Des câlins collectifs?

Jean Viard – Oui des câlins ! Le départ en tribu, les vacances en famille, c’est un ensemble de pratiques affectueuses. On n’a jamais autant parlé à nos enfants ! Ni à nos parents ! Il faut arrêter de faire comme si on était une société de la déstructuration. Nous sommes dans une société de la reconstitution du lien affectif.

Alors les vacances sont une sorte d’antidépresseur?

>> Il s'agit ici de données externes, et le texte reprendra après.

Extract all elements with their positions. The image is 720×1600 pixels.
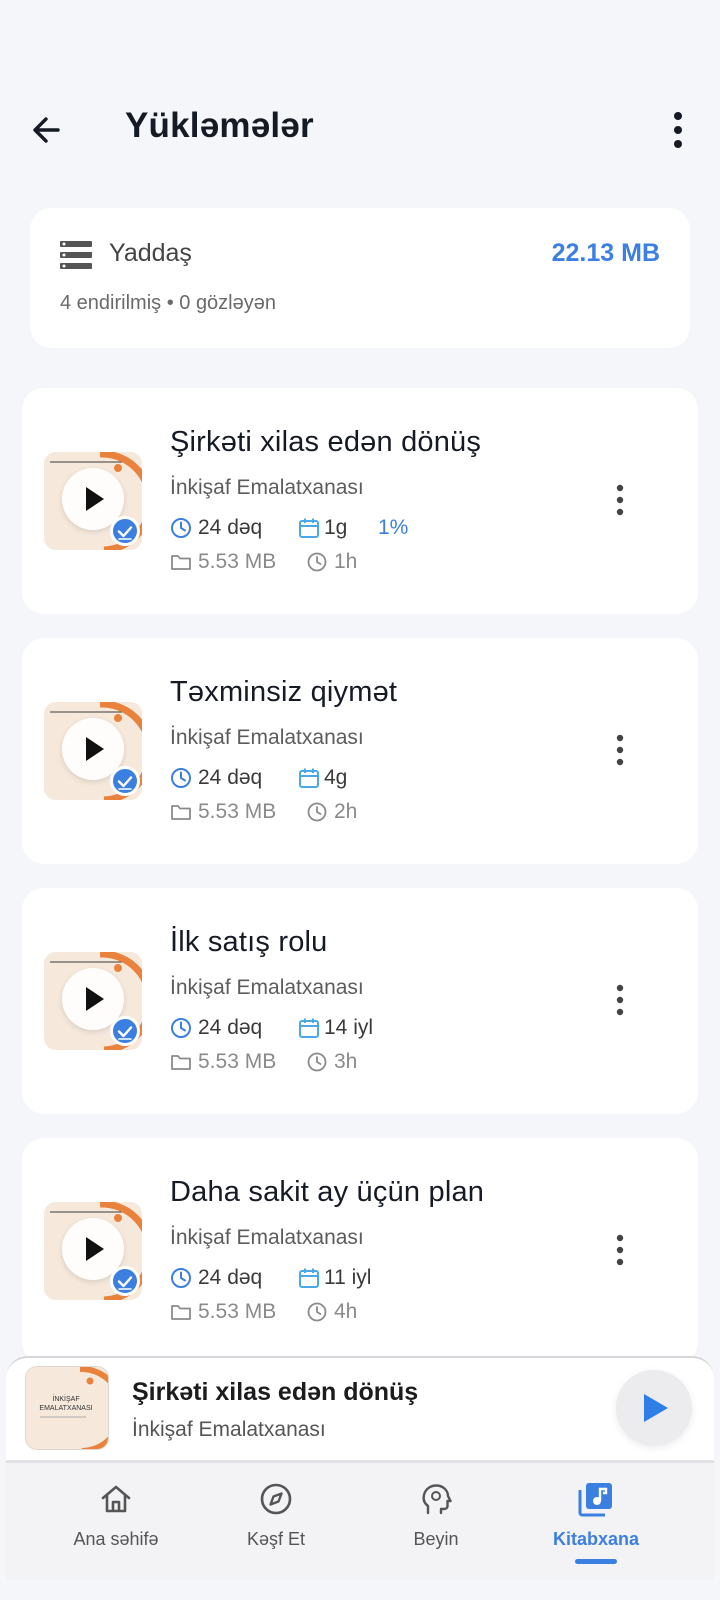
episode-title: Daha sakit ay üçün plan xyxy=(170,1176,485,1208)
folder-icon xyxy=(171,555,191,570)
download-time: 1h xyxy=(334,550,358,573)
duration: 24 dəq xyxy=(198,1016,263,1039)
duration: 24 dəq xyxy=(198,766,263,789)
file-size: 5.53 MB xyxy=(198,800,277,823)
more-vertical-icon xyxy=(674,112,682,148)
folder-icon xyxy=(171,805,191,820)
nav-label: Kitabxana xyxy=(552,1529,640,1549)
check-icon xyxy=(117,1026,133,1040)
brain-head-icon xyxy=(422,1484,452,1515)
episode-author: İnkişaf Emalatxanası xyxy=(170,726,364,749)
nav-item-library[interactable]: Kitabxana xyxy=(516,1463,676,1573)
clock-icon xyxy=(307,1302,327,1322)
home-icon xyxy=(101,1485,131,1513)
episode-thumbnail[interactable] xyxy=(44,452,142,550)
nav-label: Ana səhifə xyxy=(73,1529,159,1549)
episode-author: İnkişaf Emalatxanası xyxy=(170,1226,364,1249)
calendar-icon xyxy=(299,518,319,538)
calendar-icon xyxy=(299,1268,319,1288)
episode-author: İnkişaf Emalatxanası xyxy=(170,476,364,499)
more-vertical-icon xyxy=(616,484,624,516)
episode-title: Şirkəti xilas edən dönüş xyxy=(170,426,482,458)
episode-thumbnail[interactable] xyxy=(44,952,142,1050)
cover-text: İNKİŞAF EMALATXANASI xyxy=(39,1396,93,1412)
clock-icon xyxy=(307,552,327,572)
file-size: 5.53 MB xyxy=(198,1300,277,1323)
play-icon xyxy=(644,1394,668,1422)
download-item[interactable]: İlk satış rolu İnkişaf Emalatxanası 24 d… xyxy=(22,888,698,1114)
mini-player-play-button[interactable] xyxy=(616,1370,692,1446)
downloaded-badge xyxy=(110,766,140,796)
bottom-navigation: Ana səhifə Kəşf Et Beyin Kitabxana xyxy=(6,1460,714,1580)
compass-icon xyxy=(260,1483,292,1515)
downloaded-badge xyxy=(110,516,140,546)
more-vertical-icon xyxy=(616,1234,624,1266)
folder-icon xyxy=(171,1305,191,1320)
downloaded-badge xyxy=(110,1266,140,1296)
calendar-icon xyxy=(299,768,319,788)
storage-icon xyxy=(60,241,92,269)
episode-title: Təxminsiz qiymət xyxy=(170,676,398,708)
date: 14 iyl xyxy=(324,1016,374,1039)
download-time: 2h xyxy=(334,800,358,823)
download-item[interactable]: Şirkəti xilas edən dönüş İnkişaf Emalatx… xyxy=(22,388,698,614)
check-icon xyxy=(117,526,133,540)
clock-icon xyxy=(307,1052,327,1072)
more-vertical-icon xyxy=(616,734,624,766)
clock-icon xyxy=(171,1018,191,1038)
page-title: Yükləmələr xyxy=(125,106,314,145)
folder-icon xyxy=(171,1055,191,1070)
file-size: 5.53 MB xyxy=(198,1050,277,1073)
downloaded-badge xyxy=(110,1016,140,1046)
episode-thumbnail[interactable] xyxy=(44,702,142,800)
clock-icon xyxy=(307,802,327,822)
date: 4g xyxy=(324,766,348,789)
download-item[interactable]: Daha sakit ay üçün plan İnkişaf Emalatxa… xyxy=(22,1138,698,1364)
episode-thumbnail[interactable] xyxy=(44,1202,142,1300)
item-options-button[interactable] xyxy=(608,980,632,1020)
app-header: Yükləmələr xyxy=(0,90,720,170)
calendar-icon xyxy=(299,1018,319,1038)
download-time: 3h xyxy=(334,1050,358,1073)
storage-size: 22.13 MB xyxy=(551,239,660,267)
download-item[interactable]: Təxminsiz qiymət İnkişaf Emalatxanası 24… xyxy=(22,638,698,864)
more-vertical-icon xyxy=(616,984,624,1016)
library-music-icon xyxy=(578,1483,612,1517)
episode-title: İlk satış rolu xyxy=(170,926,328,958)
file-size: 5.53 MB xyxy=(198,550,277,573)
date: 1g xyxy=(324,516,348,539)
nav-label: Kəşf Et xyxy=(246,1529,306,1549)
mini-player-cover[interactable]: İNKİŞAF EMALATXANASI xyxy=(25,1366,109,1450)
arrow-left-icon xyxy=(33,117,60,143)
active-tab-indicator xyxy=(575,1559,617,1564)
nav-item-brain[interactable]: Beyin xyxy=(356,1463,516,1573)
progress: 1% xyxy=(378,516,409,539)
mini-player-title: Şirkəti xilas edən dönüş xyxy=(132,1378,419,1406)
nav-item-home[interactable]: Ana səhifə xyxy=(36,1463,196,1573)
episode-author: İnkişaf Emalatxanası xyxy=(170,976,364,999)
nav-label: Beyin xyxy=(413,1529,459,1549)
storage-summary-card: Yaddaş 22.13 MB 4 endirilmiş • 0 gözləyə… xyxy=(30,208,690,348)
check-icon xyxy=(117,1276,133,1290)
mini-player[interactable]: İNKİŞAF EMALATXANASI Şirkəti xilas edən … xyxy=(6,1356,714,1460)
back-button[interactable] xyxy=(28,108,72,152)
mini-player-author: İnkişaf Emalatxanası xyxy=(132,1418,326,1441)
download-time: 4h xyxy=(334,1300,358,1323)
storage-summary: 4 endirilmiş • 0 gözləyən xyxy=(60,292,276,314)
storage-label: Yaddaş xyxy=(109,239,192,267)
duration: 24 dəq xyxy=(198,516,263,539)
clock-icon xyxy=(171,1268,191,1288)
clock-icon xyxy=(171,768,191,788)
item-options-button[interactable] xyxy=(608,730,632,770)
item-options-button[interactable] xyxy=(608,1230,632,1270)
check-icon xyxy=(117,776,133,790)
nav-item-discover[interactable]: Kəşf Et xyxy=(196,1463,356,1573)
clock-icon xyxy=(171,518,191,538)
date: 11 iyl xyxy=(324,1266,372,1289)
item-options-button[interactable] xyxy=(608,480,632,520)
more-options-button[interactable] xyxy=(660,108,696,152)
duration: 24 dəq xyxy=(198,1266,263,1289)
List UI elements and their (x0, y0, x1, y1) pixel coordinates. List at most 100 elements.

Boris Cyrulnik – Elles font partie des rythmes équilibrants. On ne peut pas travailler tout le temps sinon on risque le burn-out. Cela arrive aux gens qui ne savent pas vaquer. Tout le monde chante leurs louanges, ils travaillent énormément, et un jour, ils s’effondrent. C’est une production de la culture du sprint. Biologiquement et psychologiquement, il faut des ruptures de rythmes. Il faut des moments d’inversion, de repos, d’ennui…

Jean Viard – Paradoxalement, c’est la révolution industrielle qui a supprimé les alternances de rythmes. Dans les sociétés anciennes, il y avait les alternances de saisons, auxquelles on avait rajouté les alternances religieuses. La révolution industrielle nous a fait travailler sept jours sur sept. Les luttes sociales de l’après-guerre ont permis de reconstituer les alternances anciennes. Et depuis la mise en place des 35 heures, la nouvelle préoccupation est le pouvoir sur son emploi du temps. Ce n’est plus tellement le nombre d’heures travaillées qui compte, mais le moment où on peut les positionner dans sa vie. Il y en a qui choisissent le moment où ils peuvent travailler et d’autres qui le subissent. Toute la différence est là. Et dans la capacité à maîtriser le temps. Car dans cette société de vitesse, le nouveau luxe, c’est la lenteur.

Les vacances, une façon de vivre sa vie rêvée?

Jean Viard – L’essayiste Pascal Bruckner dit qu’aujourd’hui une vie réussie est une vie romanesque. Ce n’est plus une vie dont on a bien franchi les étapes : le travail, le mariage, l’armée… Ce qui compte à la fin de sa vie, c’est de pouvoir raconter une histoire.

Boris Cyrulnik – J’appelle ça les chapitres de la vie.

Est-ce que les vacances permettent d’écrire une page de ce roman?

Jean Viard – C’est un chapitre essentiel.

Boris Cyrulnik – Le loisir et les vacances sont un projet d’existence pour les jeunes couples. On travaille comme on peut, mais l’entente repose d’abord sur la façon dont on va partager ses moments de vacances.

Jean Viard réédite son Eloge de la mobilité aux Editions de L’Aube, 254p., 8,90€. Dernier ouvrage paru de Boris Cyrulnik: Mourir de dire. La honte, aux Editions Odile Jacob, 272p., 22,50€.